Le responsable héraultais rappelle que la députée a appelé le public à se rendre dans les forêts et les campagnes au moment de l’ouverture de la chasse afin de l’empêcher et de se tenir face aux chasseurs. Dans son message, Max Alliès demande aux 15 000 chasseurs héraultais « d’éviter tout dérapage après cette provocation ». Il ajoute : « Sandrine Rousseau fait le buzz. On ne voudrait pas que ça dégénère et que ça se passe mal. Nos adhérents sont indignés par ces propos ».
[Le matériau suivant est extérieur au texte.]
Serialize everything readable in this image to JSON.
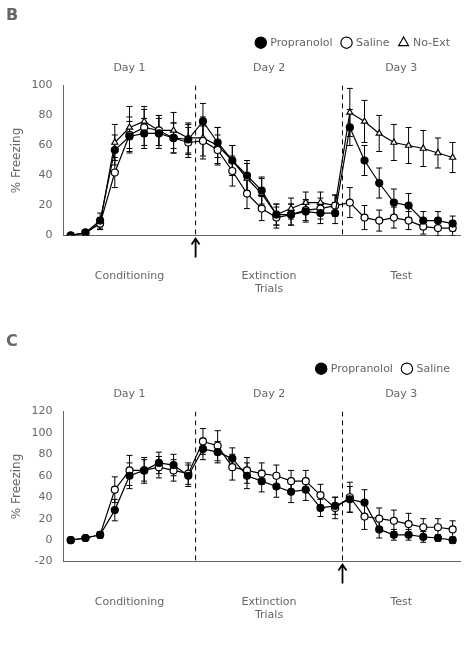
{
  "chart_data": [
    {
      "type": "line",
      "title": "B",
      "y_label": "% Freezing",
      "x": [
        1,
        2,
        3,
        4,
        5,
        6,
        7,
        8,
        9,
        10,
        11,
        12,
        13,
        14,
        15,
        16,
        17,
        18,
        19,
        20,
        21,
        22,
        23,
        24,
        25,
        26,
        27
      ],
      "series": [
        {
          "name": "Propranolol",
          "color": "#000000",
          "marker": "filled_circle",
          "values": [
            0,
            2,
            10,
            57,
            66,
            68,
            68,
            65,
            64,
            76,
            62,
            50,
            40,
            30,
            14,
            14,
            16,
            15,
            15,
            72,
            50,
            35,
            22,
            20,
            10,
            10,
            8
          ],
          "errors": [
            0,
            1,
            5,
            10,
            10,
            10,
            10,
            10,
            10,
            12,
            10,
            10,
            10,
            9,
            7,
            7,
            7,
            7,
            7,
            12,
            10,
            10,
            9,
            8,
            6,
            6,
            5
          ]
        },
        {
          "name": "Saline",
          "color": "#000000",
          "marker": "open_circle",
          "values": [
            0,
            2,
            8,
            42,
            67,
            72,
            70,
            65,
            62,
            63,
            57,
            43,
            28,
            18,
            12,
            14,
            17,
            18,
            20,
            22,
            12,
            10,
            12,
            10,
            6,
            5,
            5
          ],
          "errors": [
            0,
            1,
            4,
            10,
            12,
            12,
            10,
            10,
            10,
            10,
            10,
            10,
            10,
            8,
            7,
            7,
            7,
            7,
            7,
            10,
            8,
            7,
            7,
            6,
            5,
            5,
            5
          ]
        },
        {
          "name": "No-Ext",
          "color": "#000000",
          "marker": "open_triangle",
          "values": [
            0,
            2,
            8,
            62,
            72,
            76,
            70,
            70,
            65,
            65,
            60,
            50,
            38,
            28,
            14,
            18,
            22,
            22,
            20,
            82,
            76,
            68,
            62,
            60,
            58,
            55,
            52
          ],
          "errors": [
            0,
            1,
            4,
            12,
            14,
            10,
            10,
            12,
            10,
            14,
            12,
            10,
            10,
            10,
            7,
            7,
            7,
            7,
            7,
            16,
            14,
            12,
            12,
            12,
            12,
            10,
            10
          ]
        }
      ],
      "xlim": [
        0.5,
        27.5
      ],
      "ylim": [
        0,
        100
      ],
      "yticks": [
        0,
        20,
        40,
        60,
        80,
        100
      ],
      "grid": false,
      "legend": "top",
      "tick_labels": "y",
      "vlines": {
        "x": [
          9.5,
          19.5
        ],
        "line_style": "dashed"
      },
      "arrows": [
        {
          "x": 9.5
        }
      ],
      "annotations": [
        {
          "text": "Day 1",
          "x": 5.0,
          "position": "top"
        },
        {
          "text": "Day 2",
          "x": 14.5,
          "position": "top"
        },
        {
          "text": "Day 3",
          "x": 23.5,
          "position": "top"
        },
        {
          "text": "Conditioning",
          "x": 5.0,
          "position": "bottom"
        },
        {
          "text": "Extinction\nTrials",
          "x": 14.5,
          "position": "bottom"
        },
        {
          "text": "Test",
          "x": 23.5,
          "position": "bottom"
        }
      ]
    },
    {
      "type": "line",
      "title": "C",
      "y_label": "% Freezing",
      "x": [
        1,
        2,
        3,
        4,
        5,
        6,
        7,
        8,
        9,
        10,
        11,
        12,
        13,
        14,
        15,
        16,
        17,
        18,
        19,
        20,
        21,
        22,
        23,
        24,
        25,
        26,
        27
      ],
      "series": [
        {
          "name": "Propranolol",
          "color": "#000000",
          "marker": "filled_circle",
          "values": [
            0,
            2,
            5,
            28,
            60,
            65,
            72,
            70,
            60,
            85,
            82,
            76,
            60,
            55,
            50,
            45,
            47,
            30,
            32,
            38,
            35,
            10,
            5,
            5,
            3,
            2,
            0
          ],
          "errors": [
            0,
            1,
            3,
            10,
            12,
            10,
            10,
            10,
            10,
            10,
            10,
            10,
            12,
            10,
            10,
            10,
            10,
            8,
            8,
            12,
            12,
            8,
            5,
            5,
            5,
            3,
            3
          ]
        },
        {
          "name": "Saline",
          "color": "#000000",
          "marker": "open_circle",
          "values": [
            0,
            2,
            5,
            47,
            65,
            65,
            68,
            65,
            62,
            92,
            88,
            68,
            65,
            62,
            60,
            55,
            55,
            42,
            30,
            40,
            22,
            20,
            18,
            15,
            12,
            12,
            10
          ],
          "errors": [
            0,
            1,
            3,
            12,
            14,
            12,
            10,
            10,
            10,
            12,
            14,
            12,
            12,
            10,
            10,
            10,
            10,
            10,
            10,
            14,
            12,
            10,
            10,
            10,
            8,
            8,
            8
          ]
        }
      ],
      "xlim": [
        0.5,
        27.5
      ],
      "ylim": [
        -20,
        120
      ],
      "yticks": [
        -20,
        0,
        20,
        40,
        60,
        80,
        100,
        120
      ],
      "grid": false,
      "legend": "top",
      "tick_labels": "y",
      "vlines": {
        "x": [
          9.5,
          19.5
        ],
        "line_style": "dashed"
      },
      "arrows": [
        {
          "x": 19.5
        }
      ],
      "annotations": [
        {
          "text": "Day 1",
          "x": 5.0,
          "position": "top"
        },
        {
          "text": "Day 2",
          "x": 14.5,
          "position": "top"
        },
        {
          "text": "Day 3",
          "x": 23.5,
          "position": "top"
        },
        {
          "text": "Conditioning",
          "x": 5.0,
          "position": "bottom"
        },
        {
          "text": "Extinction\nTrials",
          "x": 14.5,
          "position": "bottom"
        },
        {
          "text": "Test",
          "x": 23.5,
          "position": "bottom"
        }
      ]
    }
  ]
}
Un appel au calme dans un contexte déjà tendu

Cette prise de position locale intervient alors que les fédérations nationale et départementale ont écrit à leurs adhérents, selon midilibre.fr. La fédération nationale envisage de porter plainte contre Sandrine Rousseau. Les fédérations départementales sont, elles aussi, prêtes à faire de même.

Dans l’Hérault, Max Alliès inscrit aussi ce débat dans un contexte marqué par la sécheresse. Il indique que le département a été relativement épargné par les incendies, mais pas par le manque d’eau. Il évoque des cas de botulisme constatés chez plusieurs espèces d’oiseaux, chassables ou non, autour de l’étang de Capestang. Selon lui, des cadavres d’oiseaux ont été ramassés pour être enterrés.

Le risque en forêt au cœur du débat

Le président de la fédération départementale rappelle également que la pratique de la chasse a été presque impossible pendant les fortes chaleurs. Il cite les classements réguliers des massifs en rouge et en orange, synonymes d’accès interdits ou déconseillés.

Le débat héraultais s’élargit ainsi à la sécheresse, aux risques en forêt et à la place des chasseurs sur le terrain. Pour les prochaines semaines, midilibre.fr estime que ces prises de position ne laissent pas présager un dialogue apaisé sur les sentiers de campagne.